I’m of two minds about Severance. Severance, of course, is of two minds about itself. It may be a bit cute to put it this way, but there are indisputably two versions of this show, and they don’t always work together. On one hand, there’s the office satire, the dystopian corporate culture parody that serves as the show’s entry point. This version of Severance is fine as far as it goes, but it’s also a little bit repetitive, and occasionally a little bit stale. Around the turn of the twenty-first century, Mike Judge’s Office Space (1999) and Ricky Gervais and Stephen Merchant’s The Office (2001) set the terms for almost every contemporary office satire since. Severance shares their main features, with corporate drone office workers in nondescript cubicles overseen by mediocre middle managers on power trips, and with disingenuous, limply conceived efforts at promoting corporate “culture.”
It’s not that the critiques of office culture we see in Severance are wrong; it’s just that they are pretty predictable. The show endeavors to package these critiques, to trot out these tropes, in as winking a manner as possible—which only really serves to remind us of how pro forma this aspect of the show is. For all of its clever fillips around the conventions, this half of Severance is a fairly straightforward genre exercise.
This season, the sense of mystery deepens and expands. I can’t get enough of the lore about the company’s enigmatic founder, Kier Eagan, and while the show giddily draws on the histories of Mormonism and Scientology in crafting this founder’s narrative, there’s originality in the writing, including a particularly memorable new story about the harms of self-pleasure in the great outdoors. The new season digs into each of the aforementioned puzzles, while paying substantially more attention to the importance of the work the Innies are doing and demonstrating the lengths to which Lumon’s corporate overlords will go to see it completed. The show begins to explore the terrifying and tantalizing possibility of double agents, non-severed employees masquerading as severed ones. And, just as it did last season, Severance introduces several different visual mysteries—vistas that can’t seem to exist; uncanny apparitions—which add to both the mood and the narrative mystery of the show.
That is not to say that Severance doesn’t circle around big questions. A common reading, and one that’s obviously correct, is that Severance is about grief and grieving. Severance, the technique, is Mark’s attempt to short-circuit the grieving process, to distract himself, to create a self who’s never lost anything, who wouldn’t even know what that would feel like. But the show’s second season feels more obsessed than before about the idea of severance as a kind of death itself. The severed floor is somehow, all at once, a way to avoid thinking about death, a way of very directly thinking about death, and a technological advance that makes possible a new way of dying: The Innies have no connection to their outside lives or loved ones, but they also have new, severed lives that are precious and precarious themselves.
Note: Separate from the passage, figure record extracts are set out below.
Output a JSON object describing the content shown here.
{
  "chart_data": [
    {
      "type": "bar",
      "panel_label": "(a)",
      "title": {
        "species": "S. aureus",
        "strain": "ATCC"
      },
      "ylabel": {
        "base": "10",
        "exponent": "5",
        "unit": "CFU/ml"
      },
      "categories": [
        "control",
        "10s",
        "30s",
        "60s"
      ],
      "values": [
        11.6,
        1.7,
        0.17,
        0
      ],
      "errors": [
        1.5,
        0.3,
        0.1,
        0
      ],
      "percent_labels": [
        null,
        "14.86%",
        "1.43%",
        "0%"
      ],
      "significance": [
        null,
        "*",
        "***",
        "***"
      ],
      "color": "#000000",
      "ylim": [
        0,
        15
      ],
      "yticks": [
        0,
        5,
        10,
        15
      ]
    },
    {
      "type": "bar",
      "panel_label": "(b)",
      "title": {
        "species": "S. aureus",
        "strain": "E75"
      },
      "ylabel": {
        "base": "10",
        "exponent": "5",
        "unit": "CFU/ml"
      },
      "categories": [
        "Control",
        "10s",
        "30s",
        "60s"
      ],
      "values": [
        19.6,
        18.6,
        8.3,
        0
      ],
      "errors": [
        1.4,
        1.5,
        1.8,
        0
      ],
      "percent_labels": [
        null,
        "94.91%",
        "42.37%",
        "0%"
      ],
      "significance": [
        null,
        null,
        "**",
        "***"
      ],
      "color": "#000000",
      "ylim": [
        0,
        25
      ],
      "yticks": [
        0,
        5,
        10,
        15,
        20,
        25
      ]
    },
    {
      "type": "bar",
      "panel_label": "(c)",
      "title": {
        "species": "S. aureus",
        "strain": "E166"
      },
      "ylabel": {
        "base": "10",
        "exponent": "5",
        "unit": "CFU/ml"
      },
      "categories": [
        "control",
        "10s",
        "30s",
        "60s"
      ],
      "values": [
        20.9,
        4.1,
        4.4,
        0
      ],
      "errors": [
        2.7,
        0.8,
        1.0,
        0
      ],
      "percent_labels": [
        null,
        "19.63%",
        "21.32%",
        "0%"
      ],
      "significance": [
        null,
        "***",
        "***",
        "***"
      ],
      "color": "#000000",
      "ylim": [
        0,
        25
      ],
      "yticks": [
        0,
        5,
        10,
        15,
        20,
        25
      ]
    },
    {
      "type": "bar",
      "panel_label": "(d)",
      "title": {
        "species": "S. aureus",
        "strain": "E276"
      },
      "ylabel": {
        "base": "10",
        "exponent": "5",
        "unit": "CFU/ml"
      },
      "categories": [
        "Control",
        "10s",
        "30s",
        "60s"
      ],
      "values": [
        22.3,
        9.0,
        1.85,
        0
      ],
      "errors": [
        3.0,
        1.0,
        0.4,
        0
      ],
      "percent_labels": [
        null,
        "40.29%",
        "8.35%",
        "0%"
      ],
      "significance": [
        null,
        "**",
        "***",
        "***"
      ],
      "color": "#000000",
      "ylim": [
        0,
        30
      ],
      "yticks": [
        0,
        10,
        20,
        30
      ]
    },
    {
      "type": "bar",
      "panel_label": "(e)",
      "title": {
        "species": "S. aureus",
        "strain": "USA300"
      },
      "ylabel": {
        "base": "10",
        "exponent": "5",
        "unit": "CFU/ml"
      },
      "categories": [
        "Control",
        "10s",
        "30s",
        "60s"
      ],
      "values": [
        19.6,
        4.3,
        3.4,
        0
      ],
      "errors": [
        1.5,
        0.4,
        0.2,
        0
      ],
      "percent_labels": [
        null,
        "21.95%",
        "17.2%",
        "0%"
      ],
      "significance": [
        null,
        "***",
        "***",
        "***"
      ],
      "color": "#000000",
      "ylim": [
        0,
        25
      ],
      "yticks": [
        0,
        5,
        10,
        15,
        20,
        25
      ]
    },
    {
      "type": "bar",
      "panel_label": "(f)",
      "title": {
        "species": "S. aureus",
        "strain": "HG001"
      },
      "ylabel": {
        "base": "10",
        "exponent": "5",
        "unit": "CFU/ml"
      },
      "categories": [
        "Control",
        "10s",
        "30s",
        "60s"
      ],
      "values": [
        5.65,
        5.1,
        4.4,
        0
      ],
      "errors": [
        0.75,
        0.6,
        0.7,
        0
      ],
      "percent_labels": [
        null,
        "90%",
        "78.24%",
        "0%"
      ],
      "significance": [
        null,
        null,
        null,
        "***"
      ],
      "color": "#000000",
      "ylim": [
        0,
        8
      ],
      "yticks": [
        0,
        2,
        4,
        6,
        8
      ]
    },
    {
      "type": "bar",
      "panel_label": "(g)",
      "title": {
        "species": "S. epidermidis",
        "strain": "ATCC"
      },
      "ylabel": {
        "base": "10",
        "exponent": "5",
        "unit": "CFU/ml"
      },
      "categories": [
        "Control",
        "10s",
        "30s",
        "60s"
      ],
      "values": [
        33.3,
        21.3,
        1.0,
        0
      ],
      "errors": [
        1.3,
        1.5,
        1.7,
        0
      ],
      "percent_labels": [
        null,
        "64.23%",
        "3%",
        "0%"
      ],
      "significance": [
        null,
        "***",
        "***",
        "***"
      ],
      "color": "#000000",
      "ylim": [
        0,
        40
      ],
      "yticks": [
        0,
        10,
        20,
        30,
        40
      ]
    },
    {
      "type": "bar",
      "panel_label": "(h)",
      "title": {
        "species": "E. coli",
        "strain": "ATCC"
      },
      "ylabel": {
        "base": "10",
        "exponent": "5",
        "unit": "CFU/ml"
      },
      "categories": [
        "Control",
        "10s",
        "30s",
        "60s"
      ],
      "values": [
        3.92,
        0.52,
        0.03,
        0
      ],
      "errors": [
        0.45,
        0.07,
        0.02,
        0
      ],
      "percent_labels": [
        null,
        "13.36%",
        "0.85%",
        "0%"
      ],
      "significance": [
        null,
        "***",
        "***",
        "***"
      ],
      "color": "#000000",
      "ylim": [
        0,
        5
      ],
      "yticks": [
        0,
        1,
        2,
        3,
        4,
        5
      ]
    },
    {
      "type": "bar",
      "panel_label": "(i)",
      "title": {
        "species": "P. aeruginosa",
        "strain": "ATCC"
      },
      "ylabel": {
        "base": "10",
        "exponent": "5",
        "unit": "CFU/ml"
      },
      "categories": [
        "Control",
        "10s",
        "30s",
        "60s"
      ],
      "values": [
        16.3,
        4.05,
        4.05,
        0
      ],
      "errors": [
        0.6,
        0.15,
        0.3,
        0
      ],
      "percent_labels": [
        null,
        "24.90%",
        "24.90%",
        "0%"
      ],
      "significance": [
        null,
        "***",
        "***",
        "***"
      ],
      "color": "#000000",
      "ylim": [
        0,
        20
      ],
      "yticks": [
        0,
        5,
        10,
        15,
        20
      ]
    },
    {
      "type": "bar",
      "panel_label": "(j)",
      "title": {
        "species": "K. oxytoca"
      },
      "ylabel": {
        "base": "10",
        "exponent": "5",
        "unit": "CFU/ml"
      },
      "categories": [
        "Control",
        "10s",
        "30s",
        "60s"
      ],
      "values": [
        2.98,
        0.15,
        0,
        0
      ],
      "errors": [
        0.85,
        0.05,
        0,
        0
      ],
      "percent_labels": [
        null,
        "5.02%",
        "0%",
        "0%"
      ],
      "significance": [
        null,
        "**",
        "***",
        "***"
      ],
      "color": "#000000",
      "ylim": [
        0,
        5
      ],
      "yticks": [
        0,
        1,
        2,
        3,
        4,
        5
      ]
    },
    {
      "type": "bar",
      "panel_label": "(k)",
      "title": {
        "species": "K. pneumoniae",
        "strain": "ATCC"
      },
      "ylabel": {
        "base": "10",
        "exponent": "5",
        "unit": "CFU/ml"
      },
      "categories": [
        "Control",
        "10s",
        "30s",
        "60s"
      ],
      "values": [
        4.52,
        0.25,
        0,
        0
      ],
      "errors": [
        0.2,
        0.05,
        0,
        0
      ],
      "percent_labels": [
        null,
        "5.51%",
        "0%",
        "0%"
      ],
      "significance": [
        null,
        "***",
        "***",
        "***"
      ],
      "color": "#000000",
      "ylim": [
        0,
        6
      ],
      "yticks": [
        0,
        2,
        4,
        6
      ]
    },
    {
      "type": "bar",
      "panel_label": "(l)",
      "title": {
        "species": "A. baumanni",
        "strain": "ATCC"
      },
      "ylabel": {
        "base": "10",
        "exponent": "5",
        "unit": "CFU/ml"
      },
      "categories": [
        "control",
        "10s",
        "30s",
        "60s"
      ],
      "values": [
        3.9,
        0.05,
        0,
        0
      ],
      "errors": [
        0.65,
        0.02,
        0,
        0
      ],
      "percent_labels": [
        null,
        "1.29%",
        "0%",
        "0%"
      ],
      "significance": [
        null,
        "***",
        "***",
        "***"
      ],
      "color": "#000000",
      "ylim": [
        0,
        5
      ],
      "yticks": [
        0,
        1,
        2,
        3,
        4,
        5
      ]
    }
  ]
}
There are things happening in Severance that are conventional office satire; there are moments of jarringly deep existential wonderment; and there are big clumps of random, silly nonsense. These three modes don’t always hang together, but there is something daring about the attempt. For all its fun house distractions, Severance is not particularly subtle about its blunt fascination with death; everything in the show—from the “Music Dance Experience” on the inside to dinner parties with friends on the outside—serves only as temporary distraction from this fundamental, irresolvable mystery. It is occasionally frustrating to watch a show entirely constructed out of fake backdrops, layers of cartoony constructedness. But it can also be exhilarating in the brief moments when all those layers drop away, leaving the characters, and us along with them, in free fall.